According to the Financial Times, Openreach, the semi autonomous network access department of BT, an existing British operator, is stepping on the brake for the expansion of its optical network to cope with the rising costs (applicable to the payment wall). In a letter read by the newspaper, BT told the supplier that it intended to build its optical broadband network “narrower and deeper” and restricted itself from using more “timely” methods. Moreover, what worries the suppliers more is that BT acknowledged in the letter that the change of this strategy “necessarily includes canceling or suspending the work you have received and/or verified”. Earlier this month, Philip Jansen, chief executive officer of BT, revealed that he planned to reduce the cost by 500 million pounds (565 million dollars) by the end of 2025, while he had previously designated savings of 2.5 billion pounds (2.8 billion dollars). According to data released by BT in September, only 27% of households within its all fiber network coverage have signed up for the service.
The cost of ensuring uninterrupted service during “load shedding” (power outage) is partly responsible for the decline in profitability of Telkom SA in South Africa.

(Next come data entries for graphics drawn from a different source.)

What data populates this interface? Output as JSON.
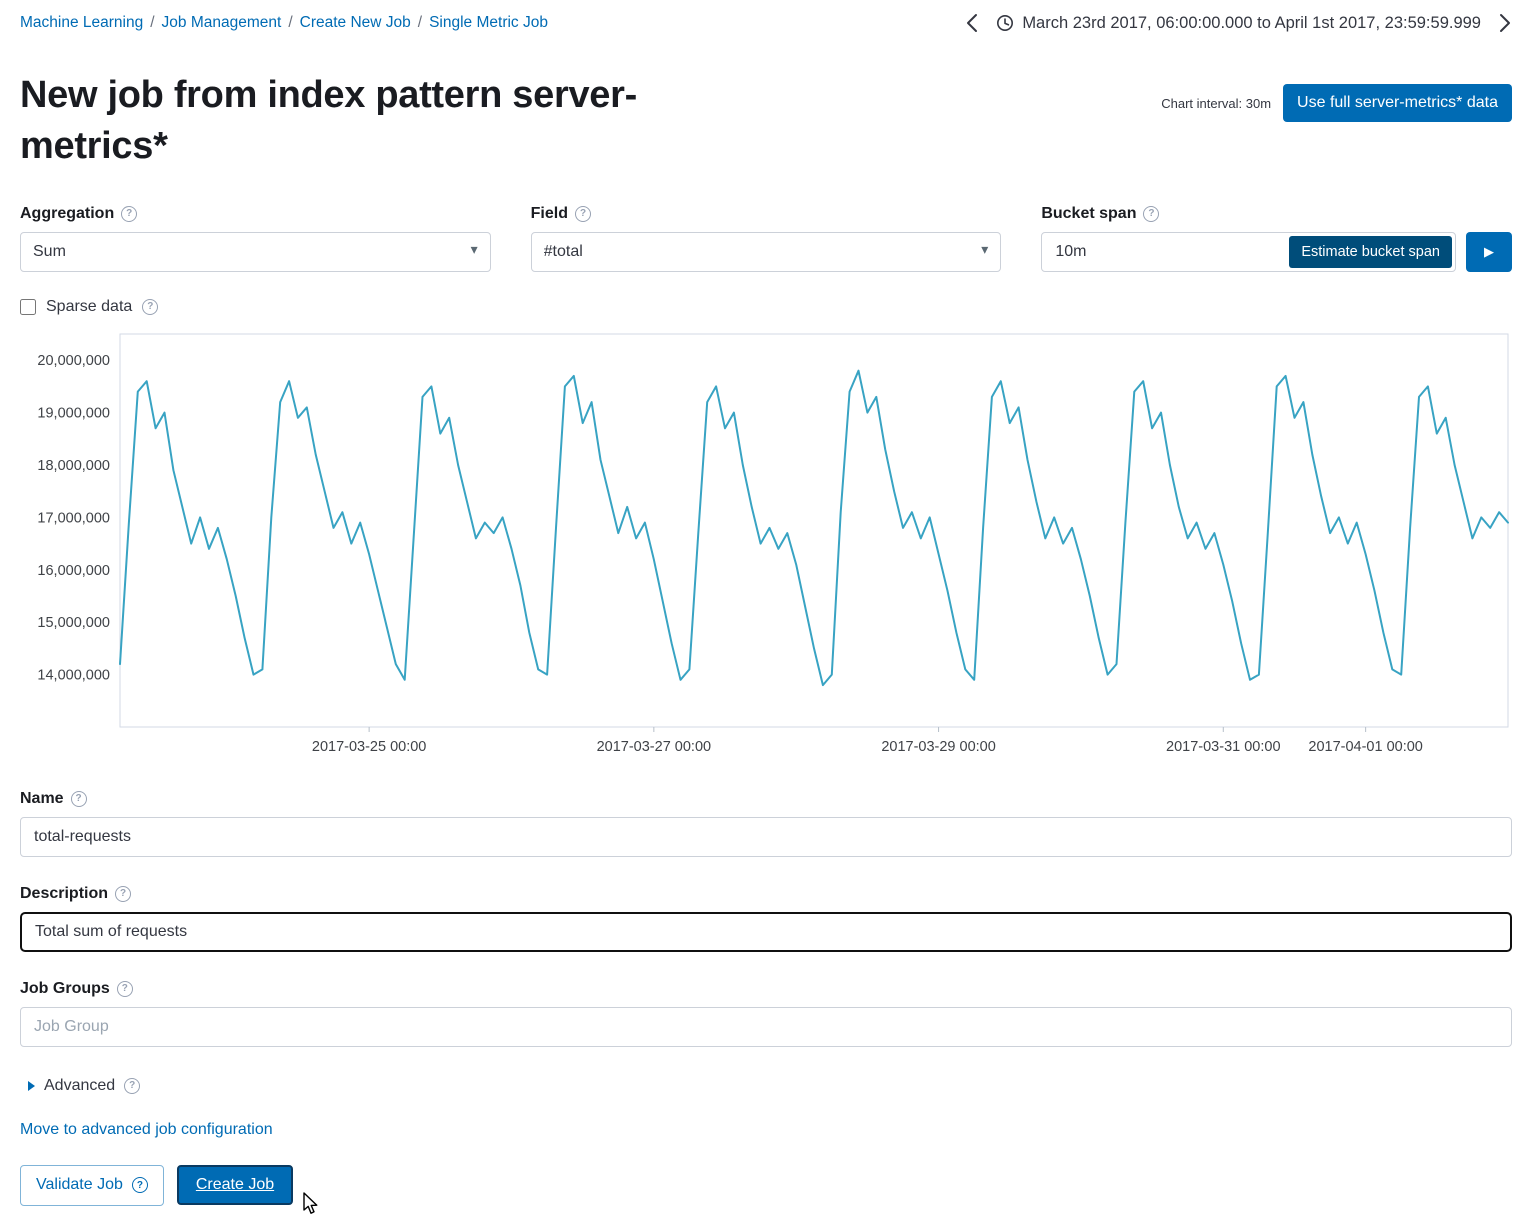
{
  "breadcrumb": {
    "separator": "/",
    "items": [
      {
        "label": "Machine Learning"
      },
      {
        "label": "Job Management"
      },
      {
        "label": "Create New Job"
      },
      {
        "label": "Single Metric Job"
      }
    ]
  },
  "timebar": {
    "range": "March 23rd 2017, 06:00:00.000 to April 1st 2017, 23:59:59.999"
  },
  "header": {
    "title": "New job from index pattern server-metrics*",
    "chart_interval_label": "Chart interval: 30m",
    "use_full_data_button": "Use full server-metrics* data"
  },
  "form": {
    "aggregation": {
      "label": "Aggregation",
      "value": "Sum"
    },
    "field": {
      "label": "Field",
      "value": "#total"
    },
    "bucket_span": {
      "label": "Bucket span",
      "value": "10m",
      "estimate_button": "Estimate bucket span"
    },
    "sparse_data": {
      "label": "Sparse data",
      "checked": false
    },
    "name": {
      "label": "Name",
      "value": "total-requests"
    },
    "description": {
      "label": "Description",
      "value": "Total sum of requests"
    },
    "job_groups": {
      "label": "Job Groups",
      "placeholder": "Job Group"
    },
    "advanced": {
      "label": "Advanced"
    },
    "move_link": "Move to advanced job configuration",
    "validate_button": "Validate Job",
    "create_button": "Create Job"
  },
  "glyphs": {
    "help": "?",
    "caret": "▾",
    "play": "▶"
  },
  "colors": {
    "primary": "#006bb4",
    "link": "#006bb4",
    "estimate_button": "#004d7a",
    "chart_line": "#38a3c3",
    "focus_border": "#006bb4"
  },
  "chart_data": {
    "type": "line",
    "title": "",
    "xlabel": "",
    "ylabel": "",
    "x_start": "2017-03-23 06:00",
    "x_end": "2017-04-01 23:59",
    "x_step_hours": 1.5,
    "total_hours": 234,
    "y_unit": "millions",
    "ylim": [
      13.0,
      20.5
    ],
    "y_tick_values": [
      14,
      15,
      16,
      17,
      18,
      19,
      20
    ],
    "y_ticks": [
      "14,000,000",
      "15,000,000",
      "16,000,000",
      "17,000,000",
      "18,000,000",
      "19,000,000",
      "20,000,000"
    ],
    "x_tick_labels": [
      "2017-03-25 00:00",
      "2017-03-27 00:00",
      "2017-03-29 00:00",
      "2017-03-31 00:00",
      "2017-04-01 00:00"
    ],
    "x_tick_hours_from_start": [
      42,
      90,
      138,
      186,
      210
    ],
    "grid": false,
    "legend": false,
    "line_color": "#38a3c3",
    "values_millions": [
      14.2,
      16.9,
      19.4,
      19.6,
      18.7,
      19.0,
      17.9,
      17.2,
      16.5,
      17.0,
      16.4,
      16.8,
      16.2,
      15.5,
      14.7,
      14.0,
      14.1,
      17.0,
      19.2,
      19.6,
      18.9,
      19.1,
      18.2,
      17.5,
      16.8,
      17.1,
      16.5,
      16.9,
      16.3,
      15.6,
      14.9,
      14.2,
      13.9,
      16.6,
      19.3,
      19.5,
      18.6,
      18.9,
      18.0,
      17.3,
      16.6,
      16.9,
      16.7,
      17.0,
      16.4,
      15.7,
      14.8,
      14.1,
      14.0,
      16.8,
      19.5,
      19.7,
      18.8,
      19.2,
      18.1,
      17.4,
      16.7,
      17.2,
      16.6,
      16.9,
      16.2,
      15.4,
      14.6,
      13.9,
      14.1,
      16.7,
      19.2,
      19.5,
      18.7,
      19.0,
      18.0,
      17.2,
      16.5,
      16.8,
      16.4,
      16.7,
      16.1,
      15.3,
      14.5,
      13.8,
      14.0,
      17.1,
      19.4,
      19.8,
      19.0,
      19.3,
      18.3,
      17.5,
      16.8,
      17.1,
      16.6,
      17.0,
      16.3,
      15.6,
      14.8,
      14.1,
      13.9,
      16.8,
      19.3,
      19.6,
      18.8,
      19.1,
      18.1,
      17.3,
      16.6,
      17.0,
      16.5,
      16.8,
      16.2,
      15.5,
      14.7,
      14.0,
      14.2,
      16.9,
      19.4,
      19.6,
      18.7,
      19.0,
      18.0,
      17.2,
      16.6,
      16.9,
      16.4,
      16.7,
      16.1,
      15.4,
      14.6,
      13.9,
      14.0,
      16.7,
      19.5,
      19.7,
      18.9,
      19.2,
      18.2,
      17.4,
      16.7,
      17.0,
      16.5,
      16.9,
      16.3,
      15.6,
      14.8,
      14.1,
      14.0,
      16.8,
      19.3,
      19.5,
      18.6,
      18.9,
      18.0,
      17.3,
      16.6,
      17.0,
      16.8,
      17.1,
      16.9
    ]
  }
}
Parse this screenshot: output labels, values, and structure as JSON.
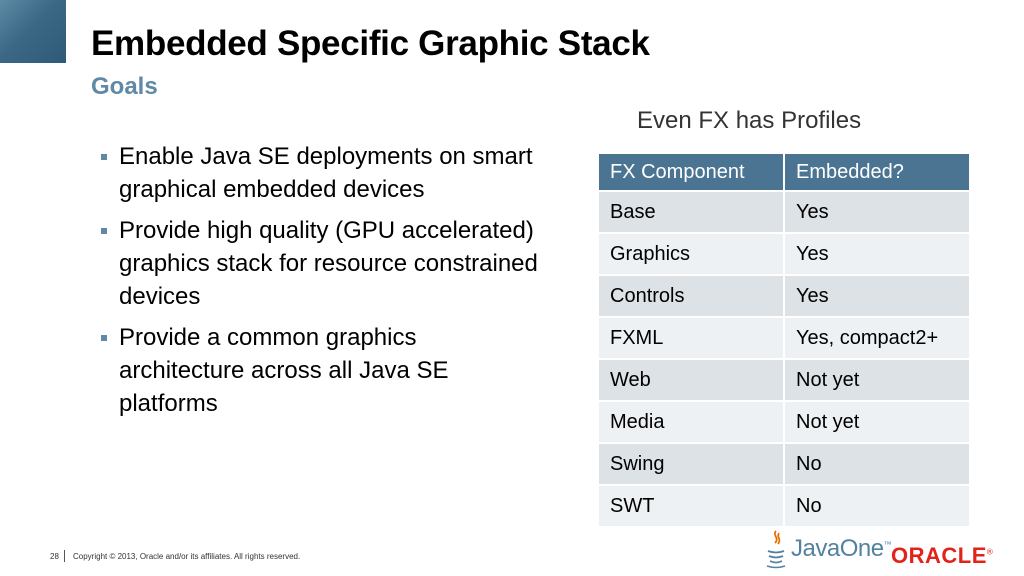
{
  "slide": {
    "title": "Embedded Specific Graphic Stack",
    "subtitle": "Goals"
  },
  "bullets": [
    "Enable Java SE deployments on smart graphical embedded devices",
    "Provide high quality (GPU accelerated) graphics stack for resource constrained devices",
    "Provide a common graphics architecture across all Java SE platforms"
  ],
  "table": {
    "caption": "Even FX has Profiles",
    "headers": [
      "FX Component",
      "Embedded?"
    ],
    "rows": [
      [
        "Base",
        "Yes"
      ],
      [
        "Graphics",
        "Yes"
      ],
      [
        "Controls",
        "Yes"
      ],
      [
        "FXML",
        "Yes, compact2+"
      ],
      [
        "Web",
        "Not yet"
      ],
      [
        "Media",
        "Not yet"
      ],
      [
        "Swing",
        "No"
      ],
      [
        "SWT",
        "No"
      ]
    ]
  },
  "footer": {
    "page_number": "28",
    "copyright": "Copyright © 2013, Oracle and/or its affiliates. All rights reserved."
  },
  "logos": {
    "javaone": "JavaOne",
    "javaone_mark": "™",
    "oracle": "ORACLE",
    "oracle_mark": "®"
  },
  "colors": {
    "accent_blue": "#5f89a6",
    "table_header": "#4b7493",
    "row_dark": "#dde2e7",
    "row_light": "#eef1f3",
    "oracle_red": "#e2231a"
  }
}
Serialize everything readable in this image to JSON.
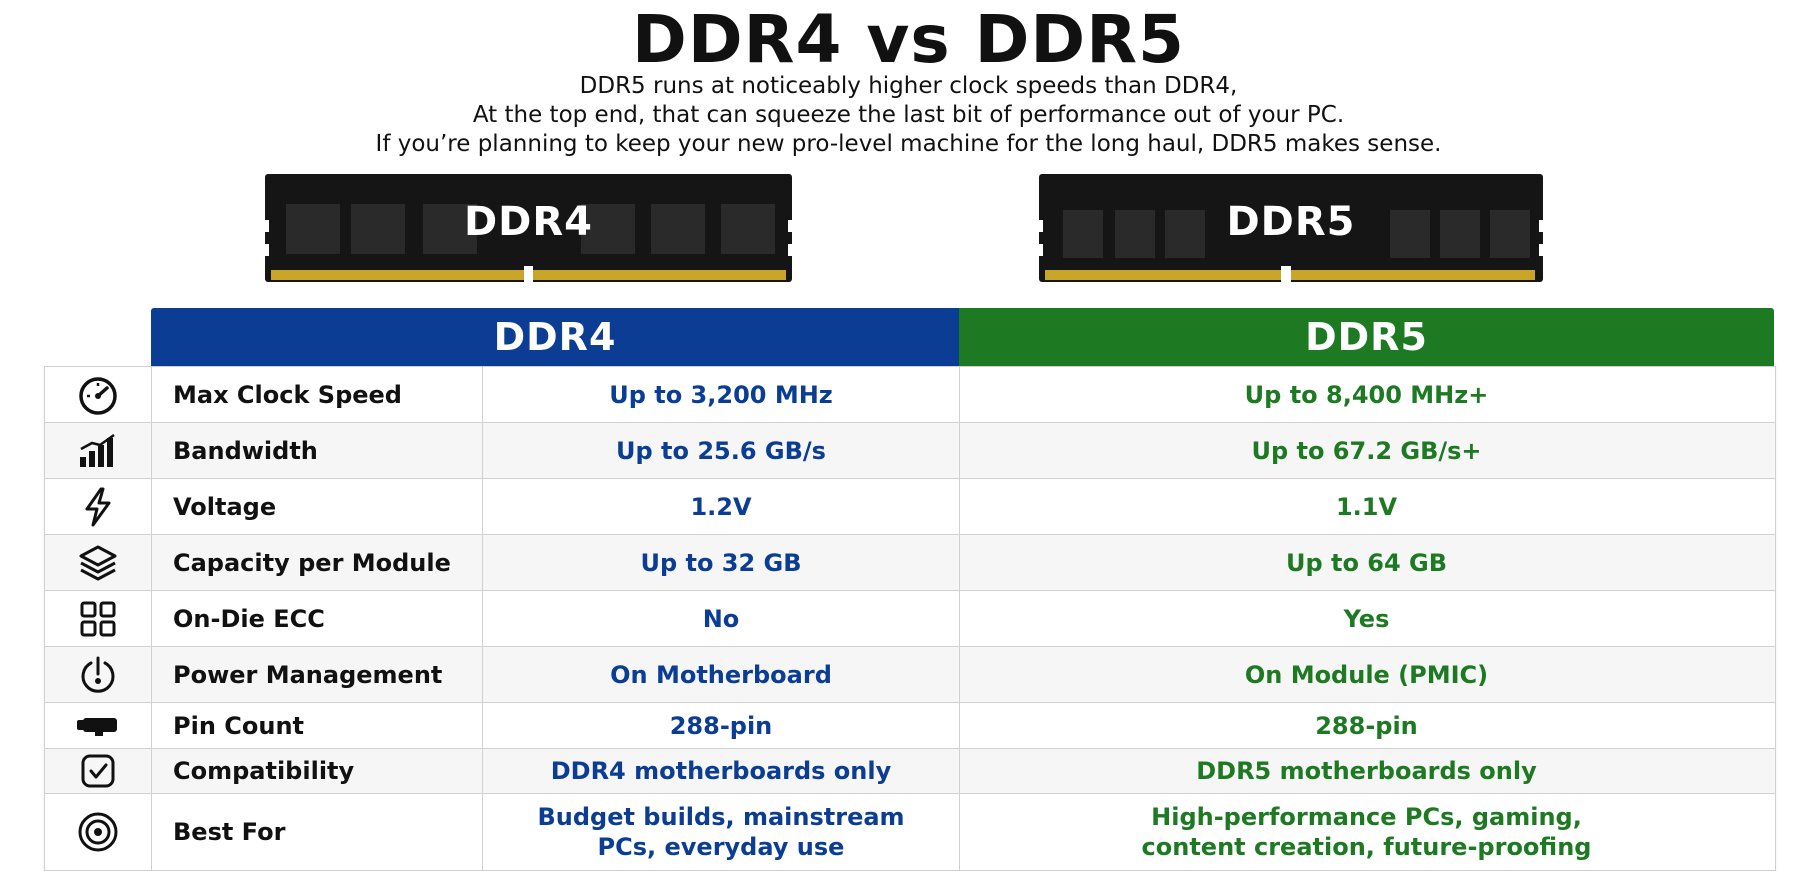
{
  "title": "DDR4 vs DDR5",
  "subtitle": [
    "DDR5 runs at noticeably higher clock speeds than DDR4,",
    "At the top end, that can squeeze the last bit of performance out of your PC.",
    "If you’re planning to keep your new pro-level machine for the long haul, DDR5 makes sense."
  ],
  "modules": {
    "ddr4_label": "DDR4",
    "ddr5_label": "DDR5"
  },
  "columns": {
    "ddr4": "DDR4",
    "ddr5": "DDR5"
  },
  "colors": {
    "ddr4": "#0a3d93",
    "ddr5": "#1e7a22"
  },
  "rows": [
    {
      "icon": "speedometer-icon",
      "label": "Max Clock Speed",
      "ddr4": "Up to 3,200 MHz",
      "ddr5": "Up to 8,400 MHz+"
    },
    {
      "icon": "bandwidth-bars-icon",
      "label": "Bandwidth",
      "ddr4": "Up to 25.6 GB/s",
      "ddr5": "Up to 67.2 GB/s+"
    },
    {
      "icon": "lightning-icon",
      "label": "Voltage",
      "ddr4": "1.2V",
      "ddr5": "1.1V"
    },
    {
      "icon": "layers-icon",
      "label": "Capacity per Module",
      "ddr4": "Up to 32 GB",
      "ddr5": "Up to 64 GB"
    },
    {
      "icon": "grid-squares-icon",
      "label": "On-Die ECC",
      "ddr4": "No",
      "ddr5": "Yes"
    },
    {
      "icon": "power-management-icon",
      "label": "Power Management",
      "ddr4": "On Motherboard",
      "ddr5": "On Module (PMIC)"
    },
    {
      "icon": "pin-connector-icon",
      "label": "Pin Count",
      "ddr4": "288-pin",
      "ddr5": "288-pin"
    },
    {
      "icon": "checkbox-icon",
      "label": "Compatibility",
      "ddr4": "DDR4 motherboards only",
      "ddr5": "DDR5 motherboards only"
    },
    {
      "icon": "target-icon",
      "label": "Best For",
      "ddr4": "Budget builds, mainstream PCs, everyday use",
      "ddr5": "High-performance PCs, gaming, content creation, future-proofing"
    }
  ]
}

The company’s half year results showed that the group’s EBITDA (profit before interest, tax, depreciation and amortization) fell 17.3% year on year to R4.9 billion (US $284 million), while revenue fell 0.7% to R22.1 billion (US $1.23 billion). In its consumer segment, the number of mobile customers increased by 10.9% to 18 million.
The UK Competition and Market Authority (CMA) has conducted a survey of the mobile browser market, particularly in relation to cloud games. CMA said that the response to the consultation it launched in June showed “a lot of support” for the way Apple and Google dominate the market and how Apple restricts cloud games through its app store. For example, web developers complain that Apple’s monopoly on the market has led them to increase costs and unnecessary troubles in their work.
Colt Technology Services, headquartered in the UK, has launched the so-called “joint laboratory environment” with IBM to explore ways to bring secure edge cloud services to manufacturers. According to Colt, the lab will provide practical experience for enterprises as they are looking for monetization methods of 5G and edge functions, such as visual inspection, supply chain remote monitoring, IT/OT security, remote management and threat monitoring.
Telecom Italia has reached a settlement with the trade union on teleworking, which will allow its employees to work at home (or anywhere other than the office) for three days a week instead of just two days as before. In fact, TIM’s office will now close on Friday. In a statement, Paolo Chiriotti, the HR boss of TIM, said that, among other safeguards, employees should be able to enjoy the “right to disconnect”.
Sky, a UK based pay TV and more service provider, will launch a new advertising free “linear” TV channel, Sky Children. Families with young children obviously tell Sky that on-demand children’s programs are good, but if there is a linear TV that can let their little babies have entertainment and occupation during the day, then the life of adults will be much easier.
The British mobile operator EE said that it had added 150 new locations for its 5G network. The public relations staff of EE were keen to point out that this move would bring benefits to those who want to publish photos of themselves chewing leather Frankfurt bread at the Christmas market.